• Gold Road boss Duncan Gibbs says rampant inflation impacting mining sector may have past a peak
  • But miners continue to miss or update cost guidance citing fuel, labour and explosives costs
  • West African sets 2023 guidance as Aeris, Panoramic, Resolute and more report December production

 

When will the inflation end? That’s the question on the lips of mortgage owners nervously eyeing the next round of rate rises out of the RBA, and gold miners who have seen costs ratchet up significantly over the past couple years.

Today’s quarterly releases were no different to many others, with Gold Road Resources (ASX:GOR) and Silver Lake (ASX:SLR) seeing costs rise over the past three months.

It comes after a September quarter that already ranked as the most difficult in history in terms of cost control of gold miners.

Many gold producers, like Ramelius Resources (ASX:RMS), Newcrest Mining (ASX:NCM) and Northern Star (ASX:NST) have set the expectation that higher production levels will bring costs back to guidance ranges through the second half.

Time will tell.

Gold Road, the highest profile gold producer on the reporting roundabout today has forecast a lift in all in sustaining costs for 2023 at its Gruyere mine, co-owned with South African giant Gold Fields, with the companies expecting to deliver 340,000-370,000oz at $1540-1660/oz in 2023.

That came after producing over 314,000oz at $1447/oz in 2022, though higher gold prices and the end of some very out of the money hedges will help GOR this year.

Speaking to analysts on a conference call this morning, GOR managing director Duncan Gibbs struck a hopeful tone that the worst of the “rampant inflation” impacting gold miners is behind the industry.

But he cautioned some issues would remain.

“We have allowed for some areas of inflationary creep continuing on,” Gibbs said.

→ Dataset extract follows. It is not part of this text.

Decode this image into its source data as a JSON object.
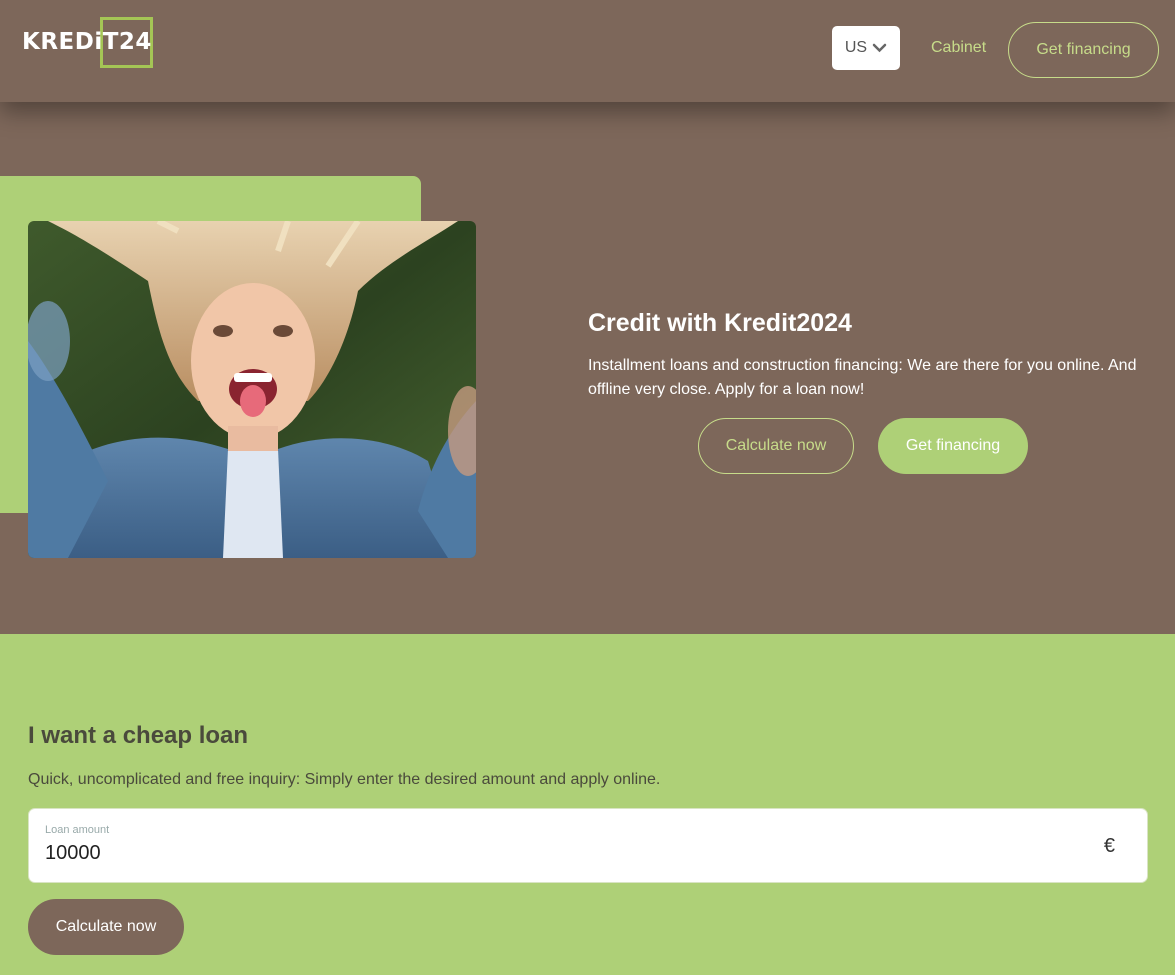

“Everybody’s got transparency of course on diesel prices, They’ve come off a bit in recent months, but I think everybody’s seeing and in fact, I’ve seen commentary from other CEOs, which I think is in line with what we’re seeing where other areas such as explosives, labour and stuff are still ticking upwards.

“I think we’re probably past the peak in kind of rampant inflation in the mining sector, but everybody can see the … recent RBA numbers coming out we’re sitting in the high 7s in terms of inflation rate at the moment.”

 

West African to see rise in costs

Also expecting higher costs in 2023, West African Resources (ASX:WAF) has set production guidance of 210,000-230,000oz from its Sanbrado mine in Burkina Faso in 2023 at AISC of under US$1175/oz ($1670/oz).

It delivered 229,224oz in 2022 at US$1086/oz, but expects conservative underground mined grades of 7g/t this coming year against actual mined grades of 8.1g/t in 2022.

WAF says elevated fuel and explosives prices are expected to flow through from the latter half of 2022 to 2023.

Gold has been a strong performer so far in 2023 amid hopes sliding inflation numbers in the US will see the US Fed chillax when it comes to the severity and pace of rate rises.

But nothing is certain, and some analysts fear gold, currently trading at around US$1920/oz against the 2022 average of ~US$1800/oz, has run too far.

In the gold adjacent world of small cap copper, Aeris Resources (ASX:AIS) says it will make no change to full year guidance after delivering 13,100t of copper equivalent production in the December quarter, with higher output at its Tritton and Cracow copper and gold operations offsetting lower production at the newly acquired Mt Colin and Jaguar mines.

Aeris, which delivered 14,200t of CuEq in the September quarter, has maintained guidance of 57-71,000t of CuEq output in 2022-23.

The company, which bought Soul Patts’ Round Oak Minerals business at the start of July, saw AISC lift from $4.72/lb CuEq to $5.40/lb CuEq in the December quarter.

All in sustaining costs at the Cracow gold mine fell from $2558/oz to $2397/oz in the December quarter on marginally higher production and gold sales, with better production expected in the second half after development opened better access to underground stopes.

African gold miner Resolute Mining (ASX:RSG) fell after producing 91,777oz of gold at all in sustaining costs of US$1547/oz in the December quarter.

While it was the fifth straight production increase for the miner and calendar year gold output was above its 345,000oz guidance at 353,069oz, all in sustaining costs of US$1498/oz were well above CY22 guidance of US$1425/oz.

RSG expects to produce 350,000oz at US$1480/oz in 2023.

Nickel producer Panoramic Resources (ASX:PAN) fell almost 8% after revealing C1 costs would rise markedly on guidance from $7.30-8.30/lb nickel to $11.00 – $11.50/lb.

The materials sector fell 0.76% today.